Beyond this, we could also find a significant and specific overlap with specific disease variants. For example, some disease variants show significant overlap only with the neuronal centrosome proteome, and others, such as those of patients with periventricular heterotopia, only with the neural stem cell centrosome proteome. As these are variants only, i.e. mutations found in single patients, the centrosome proteome may allow prioritizing those that are likely functional. Indeed, we could verify this as well as elucidate the key question of how a ubiquitous protein could cause a brain-specific phenotype when mutated. This is the case for the splicing factor PRPF6 that we found at the centrosome specifically in neural cells and the mutation observed in a patients with periventricular heterotopia also caused some cells to remain at the ventricle in a preclinical model. The mutant protein caused aberrations in alternative splicing and one of its targets it a microtubule associated protein kinase. As we found the RNA of this also at the centrosome and could rescue the phenotype of the mutant PRPF6 protein by co-electroporating the correctly spliced form of this kinase, we suggest that PRPF6 localization at the centrosome matters as it brings some of its crucial splicing targets also to the centrosome.

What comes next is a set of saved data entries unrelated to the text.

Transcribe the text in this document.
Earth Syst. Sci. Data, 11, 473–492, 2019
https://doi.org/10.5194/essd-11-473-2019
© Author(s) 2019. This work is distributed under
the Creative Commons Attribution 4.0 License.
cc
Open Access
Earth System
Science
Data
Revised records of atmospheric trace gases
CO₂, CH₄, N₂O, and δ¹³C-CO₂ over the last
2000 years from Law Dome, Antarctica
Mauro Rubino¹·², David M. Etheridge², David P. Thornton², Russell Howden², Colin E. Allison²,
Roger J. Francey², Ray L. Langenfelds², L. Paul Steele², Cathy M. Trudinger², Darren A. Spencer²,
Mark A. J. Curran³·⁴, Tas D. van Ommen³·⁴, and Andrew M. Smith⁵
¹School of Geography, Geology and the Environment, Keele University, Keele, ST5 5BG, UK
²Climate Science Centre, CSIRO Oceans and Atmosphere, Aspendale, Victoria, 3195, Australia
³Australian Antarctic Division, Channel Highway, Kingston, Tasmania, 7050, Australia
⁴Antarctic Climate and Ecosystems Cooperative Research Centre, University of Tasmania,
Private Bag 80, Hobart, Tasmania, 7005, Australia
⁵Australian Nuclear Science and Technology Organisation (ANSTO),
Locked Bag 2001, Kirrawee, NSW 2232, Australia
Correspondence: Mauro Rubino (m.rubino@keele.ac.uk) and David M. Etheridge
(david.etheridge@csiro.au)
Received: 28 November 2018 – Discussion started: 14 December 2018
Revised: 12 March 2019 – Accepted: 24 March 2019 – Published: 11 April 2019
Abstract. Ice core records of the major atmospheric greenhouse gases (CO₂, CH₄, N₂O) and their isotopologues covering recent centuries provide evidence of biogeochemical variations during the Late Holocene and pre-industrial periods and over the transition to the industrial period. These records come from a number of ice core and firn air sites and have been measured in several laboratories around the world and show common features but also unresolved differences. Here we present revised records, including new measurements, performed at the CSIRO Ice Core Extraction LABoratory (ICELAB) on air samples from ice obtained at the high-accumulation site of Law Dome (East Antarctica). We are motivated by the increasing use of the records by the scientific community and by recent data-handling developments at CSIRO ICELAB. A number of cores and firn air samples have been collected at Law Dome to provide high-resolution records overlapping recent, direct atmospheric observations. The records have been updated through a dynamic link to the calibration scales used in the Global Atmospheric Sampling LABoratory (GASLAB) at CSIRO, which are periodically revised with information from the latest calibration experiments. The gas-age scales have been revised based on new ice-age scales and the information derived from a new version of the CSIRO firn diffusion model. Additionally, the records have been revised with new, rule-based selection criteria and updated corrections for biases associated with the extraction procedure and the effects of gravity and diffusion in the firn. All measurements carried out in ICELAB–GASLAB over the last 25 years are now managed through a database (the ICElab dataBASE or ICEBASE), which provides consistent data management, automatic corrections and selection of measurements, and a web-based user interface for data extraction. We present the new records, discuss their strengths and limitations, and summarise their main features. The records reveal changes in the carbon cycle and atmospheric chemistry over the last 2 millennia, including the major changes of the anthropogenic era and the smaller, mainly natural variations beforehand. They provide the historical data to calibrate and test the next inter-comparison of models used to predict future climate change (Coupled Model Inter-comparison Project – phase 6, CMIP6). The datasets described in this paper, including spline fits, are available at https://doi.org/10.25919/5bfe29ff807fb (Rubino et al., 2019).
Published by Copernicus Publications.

Aim 2 Explore neuronal subtype-specific migration and centrosome function
Neuronal migration is known to be very diverse, with some neurons migrating along radial glial cells, others along axons, others without any apparent specific substrate and yet others in glial tubes as community. However, the molecular mechanisms involved in these specific modes of migration are not yet well understood.
One molecular candidate mediating different types of migration is Akna. In Camargo et al., Nature 2019 we have observed that Akna is required for the migration into the subventricular zone, but needs to be down-regulated for migration out of the subventricular zone. This means that the former requires centrosomal microtubule organizing center activity, while the later requires it to be absent.

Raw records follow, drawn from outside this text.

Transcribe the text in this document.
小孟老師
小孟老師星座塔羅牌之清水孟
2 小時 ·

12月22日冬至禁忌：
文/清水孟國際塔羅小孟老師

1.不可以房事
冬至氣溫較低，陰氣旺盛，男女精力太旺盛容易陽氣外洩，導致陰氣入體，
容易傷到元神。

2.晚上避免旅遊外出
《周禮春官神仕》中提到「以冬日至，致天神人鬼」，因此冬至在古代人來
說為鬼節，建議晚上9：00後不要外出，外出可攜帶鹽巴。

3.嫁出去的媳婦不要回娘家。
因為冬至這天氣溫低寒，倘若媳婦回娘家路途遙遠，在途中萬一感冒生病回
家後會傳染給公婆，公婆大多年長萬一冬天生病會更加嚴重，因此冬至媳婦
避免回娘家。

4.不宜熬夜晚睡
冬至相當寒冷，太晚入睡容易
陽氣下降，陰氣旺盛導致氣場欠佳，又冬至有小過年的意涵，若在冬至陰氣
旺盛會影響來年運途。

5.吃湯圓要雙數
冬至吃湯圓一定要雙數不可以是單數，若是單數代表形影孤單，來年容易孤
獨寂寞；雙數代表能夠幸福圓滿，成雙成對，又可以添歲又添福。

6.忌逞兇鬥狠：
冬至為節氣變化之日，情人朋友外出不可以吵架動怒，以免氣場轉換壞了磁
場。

Interestingly, Akna plays no role in another centrosome function, namely the early neuronal polarization and axon formation, but indeed for migration. This was shown recently in collaboration with Frank Bradke’s lab (Vinopal et al., Neuron 2023).
Amongst migrating neurons in different brain regions, we find Akna in neuroblasts of the rostral migratory stream. We have now generated conditional Akna knock-out mouse lines and use these to explore the function of Akna in migrating neuroblasts in this region. Subcellular analysis and live imaging is performed with Prof. Armen Saghatelyan, University of Laval, Quebec and University of Ottawa, Canada. For recent achievements of our collaborative work see Gengatharan et al., Cell 2021.